Bartłomiej M. miał "przekroczyć swoje uprawnienia" przez działanie na szkodę Polskiej Grupy Zbrojeniowej. Śledczy wspominają o zawieraniu umów niekorzystnych dla spółki. Dotyczą m.in. organizacji koncertu, fikcyjnych usług szkoleniowych czy targów obronnych.
Na stronie RMF FM czytamy, że Bartłomiej M., kiedy działał wspólnie z urzędniczką w MON Agnieszką M., naraził Polską Grupę Zbrojeniową na szkody w wysokości około 1,2 mln zł. Mężczyzna miał się również powoływać na wpływy w MON.
Jak twierdzi prokuratura, za łapówki obiecywał załatwianie różnych spraw, m.in. "organizacji wystawy w komercyjnym centrum wystawienniczym". Uzyskał w ten sposób 55 tys. zł, natomiast działający z nim były poseł Mariusz K. - 35 tys. zł - czytamy.
Oprócz Bartłomieja M. oskarżono również Mariusza K., Agnieszkę M., byłego członka zarządu PGZ Radosława O. oraz byłych pracowników spółki Roberta S. i Roberta K. Przez zawarcie niekorzystnych kontraktów, wyrządzili spółce szkodę majątkową w łącznej wysokości ponad 3,3 mln zł.

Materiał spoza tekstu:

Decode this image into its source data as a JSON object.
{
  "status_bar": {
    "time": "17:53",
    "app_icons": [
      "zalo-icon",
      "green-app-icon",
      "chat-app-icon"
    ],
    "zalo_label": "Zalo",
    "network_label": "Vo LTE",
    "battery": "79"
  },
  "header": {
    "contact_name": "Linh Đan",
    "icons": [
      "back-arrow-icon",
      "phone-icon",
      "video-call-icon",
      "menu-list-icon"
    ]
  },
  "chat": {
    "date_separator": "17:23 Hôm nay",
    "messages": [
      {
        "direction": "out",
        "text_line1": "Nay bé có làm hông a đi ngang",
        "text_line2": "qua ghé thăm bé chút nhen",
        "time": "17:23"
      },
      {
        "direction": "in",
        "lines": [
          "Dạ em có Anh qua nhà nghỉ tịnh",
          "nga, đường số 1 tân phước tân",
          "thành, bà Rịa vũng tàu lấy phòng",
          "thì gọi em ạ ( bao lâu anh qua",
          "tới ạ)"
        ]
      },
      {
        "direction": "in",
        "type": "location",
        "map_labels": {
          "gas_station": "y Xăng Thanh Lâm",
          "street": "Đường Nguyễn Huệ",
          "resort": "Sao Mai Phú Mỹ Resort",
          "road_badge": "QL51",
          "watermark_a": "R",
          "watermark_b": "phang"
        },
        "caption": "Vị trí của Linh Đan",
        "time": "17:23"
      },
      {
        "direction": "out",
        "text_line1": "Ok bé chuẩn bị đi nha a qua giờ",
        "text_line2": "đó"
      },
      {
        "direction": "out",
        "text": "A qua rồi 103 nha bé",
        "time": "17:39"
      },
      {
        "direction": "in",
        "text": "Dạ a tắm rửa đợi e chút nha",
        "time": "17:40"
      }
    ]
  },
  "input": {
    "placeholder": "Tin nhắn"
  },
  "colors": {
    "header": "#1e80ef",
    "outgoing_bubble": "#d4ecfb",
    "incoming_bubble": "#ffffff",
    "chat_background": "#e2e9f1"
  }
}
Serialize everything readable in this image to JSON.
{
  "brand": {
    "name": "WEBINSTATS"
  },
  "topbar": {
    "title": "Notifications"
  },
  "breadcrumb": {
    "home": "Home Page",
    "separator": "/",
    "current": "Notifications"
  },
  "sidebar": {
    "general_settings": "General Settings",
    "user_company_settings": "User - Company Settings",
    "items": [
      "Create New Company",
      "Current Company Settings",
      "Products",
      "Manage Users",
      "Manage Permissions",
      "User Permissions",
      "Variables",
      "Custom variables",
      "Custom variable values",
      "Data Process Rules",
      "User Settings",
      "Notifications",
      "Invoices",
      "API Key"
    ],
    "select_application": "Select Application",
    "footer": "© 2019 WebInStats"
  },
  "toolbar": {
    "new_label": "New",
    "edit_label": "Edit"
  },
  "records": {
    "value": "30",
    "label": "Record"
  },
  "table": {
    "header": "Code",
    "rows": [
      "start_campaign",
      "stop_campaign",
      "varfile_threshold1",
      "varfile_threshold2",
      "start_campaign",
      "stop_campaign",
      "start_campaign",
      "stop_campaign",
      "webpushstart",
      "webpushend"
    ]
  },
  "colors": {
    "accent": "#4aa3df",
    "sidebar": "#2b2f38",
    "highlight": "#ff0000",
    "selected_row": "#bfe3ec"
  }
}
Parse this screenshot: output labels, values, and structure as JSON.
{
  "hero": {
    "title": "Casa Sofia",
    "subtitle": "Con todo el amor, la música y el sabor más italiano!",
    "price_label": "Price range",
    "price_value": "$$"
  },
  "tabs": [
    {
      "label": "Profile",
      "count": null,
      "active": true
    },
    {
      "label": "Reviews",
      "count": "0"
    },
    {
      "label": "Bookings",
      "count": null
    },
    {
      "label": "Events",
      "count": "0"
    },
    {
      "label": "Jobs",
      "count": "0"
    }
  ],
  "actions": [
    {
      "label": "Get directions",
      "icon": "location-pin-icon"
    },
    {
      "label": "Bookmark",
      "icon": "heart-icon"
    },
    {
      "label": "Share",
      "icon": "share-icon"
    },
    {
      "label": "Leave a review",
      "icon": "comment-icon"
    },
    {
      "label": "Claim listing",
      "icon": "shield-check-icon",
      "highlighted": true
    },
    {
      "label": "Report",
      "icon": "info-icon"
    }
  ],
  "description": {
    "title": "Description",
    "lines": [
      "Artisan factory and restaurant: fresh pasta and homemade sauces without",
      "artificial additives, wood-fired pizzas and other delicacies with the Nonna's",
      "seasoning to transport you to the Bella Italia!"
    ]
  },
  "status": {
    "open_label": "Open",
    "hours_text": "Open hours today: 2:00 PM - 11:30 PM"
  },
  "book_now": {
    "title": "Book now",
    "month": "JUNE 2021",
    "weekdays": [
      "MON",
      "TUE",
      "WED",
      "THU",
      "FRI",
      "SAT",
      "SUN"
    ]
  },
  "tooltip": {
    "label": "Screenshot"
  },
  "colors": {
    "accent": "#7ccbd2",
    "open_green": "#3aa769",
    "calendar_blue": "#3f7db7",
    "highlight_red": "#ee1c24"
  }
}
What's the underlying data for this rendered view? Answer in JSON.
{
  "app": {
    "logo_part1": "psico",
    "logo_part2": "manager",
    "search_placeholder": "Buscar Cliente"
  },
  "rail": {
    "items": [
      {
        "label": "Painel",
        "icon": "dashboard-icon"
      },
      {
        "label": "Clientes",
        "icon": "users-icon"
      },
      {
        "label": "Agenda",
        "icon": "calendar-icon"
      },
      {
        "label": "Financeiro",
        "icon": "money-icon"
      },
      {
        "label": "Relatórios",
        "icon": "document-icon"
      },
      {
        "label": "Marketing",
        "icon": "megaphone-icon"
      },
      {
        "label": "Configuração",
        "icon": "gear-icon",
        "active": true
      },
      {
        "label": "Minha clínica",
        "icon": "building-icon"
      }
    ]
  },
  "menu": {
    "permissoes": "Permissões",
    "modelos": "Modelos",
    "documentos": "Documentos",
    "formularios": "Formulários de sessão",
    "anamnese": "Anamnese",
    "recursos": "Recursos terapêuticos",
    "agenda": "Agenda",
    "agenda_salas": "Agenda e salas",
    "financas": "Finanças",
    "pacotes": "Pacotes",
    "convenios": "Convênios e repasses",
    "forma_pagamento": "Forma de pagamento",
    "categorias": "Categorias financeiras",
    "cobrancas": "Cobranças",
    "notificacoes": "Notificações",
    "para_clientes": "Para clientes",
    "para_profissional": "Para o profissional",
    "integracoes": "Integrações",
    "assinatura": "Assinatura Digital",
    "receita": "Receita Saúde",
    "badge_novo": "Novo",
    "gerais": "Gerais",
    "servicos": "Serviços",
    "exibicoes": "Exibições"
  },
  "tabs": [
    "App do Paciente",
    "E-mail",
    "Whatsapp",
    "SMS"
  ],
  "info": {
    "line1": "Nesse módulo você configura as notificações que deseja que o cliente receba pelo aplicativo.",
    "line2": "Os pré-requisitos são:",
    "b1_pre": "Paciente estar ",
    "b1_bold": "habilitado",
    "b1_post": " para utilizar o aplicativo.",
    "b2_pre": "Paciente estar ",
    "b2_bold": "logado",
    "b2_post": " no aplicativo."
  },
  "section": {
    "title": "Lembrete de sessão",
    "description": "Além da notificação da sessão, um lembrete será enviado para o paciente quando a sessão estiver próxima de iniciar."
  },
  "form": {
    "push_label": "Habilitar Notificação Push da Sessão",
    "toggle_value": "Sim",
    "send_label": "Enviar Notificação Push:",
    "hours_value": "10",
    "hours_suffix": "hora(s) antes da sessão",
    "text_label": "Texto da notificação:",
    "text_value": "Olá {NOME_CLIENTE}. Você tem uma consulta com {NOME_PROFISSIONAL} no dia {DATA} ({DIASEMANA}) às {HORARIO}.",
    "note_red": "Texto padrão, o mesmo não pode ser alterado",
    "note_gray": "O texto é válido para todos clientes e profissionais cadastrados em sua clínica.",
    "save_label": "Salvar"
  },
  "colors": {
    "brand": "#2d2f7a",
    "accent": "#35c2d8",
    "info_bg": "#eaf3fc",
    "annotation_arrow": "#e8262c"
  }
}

Nie tylko Bartłomiejowi M. grozi dziesięć lat więzienia. Dotyczy to również Radosława O., Roberta S. i Roberta K. Natomiast Agnieszce M. i Mariuszowi K. grozi osiem lat pozbawienia wolności. Skontaktowaliśmy się z Bartłomiejem M. w tej sprawie, na razie nie uzyskaliśmy odpowiedzi.
W 2015 roku Bartłomiej M. został szefem gabinetu politycznego Antoniego Macierewicza oraz rzecznikiem Ministerstwa Obrony Narodowej. Był także w radzie nadzorczej PGZ. Dwa lata później został pełnomocnikiem zarządu PGZ, ale po kilku dniach został zwolniony.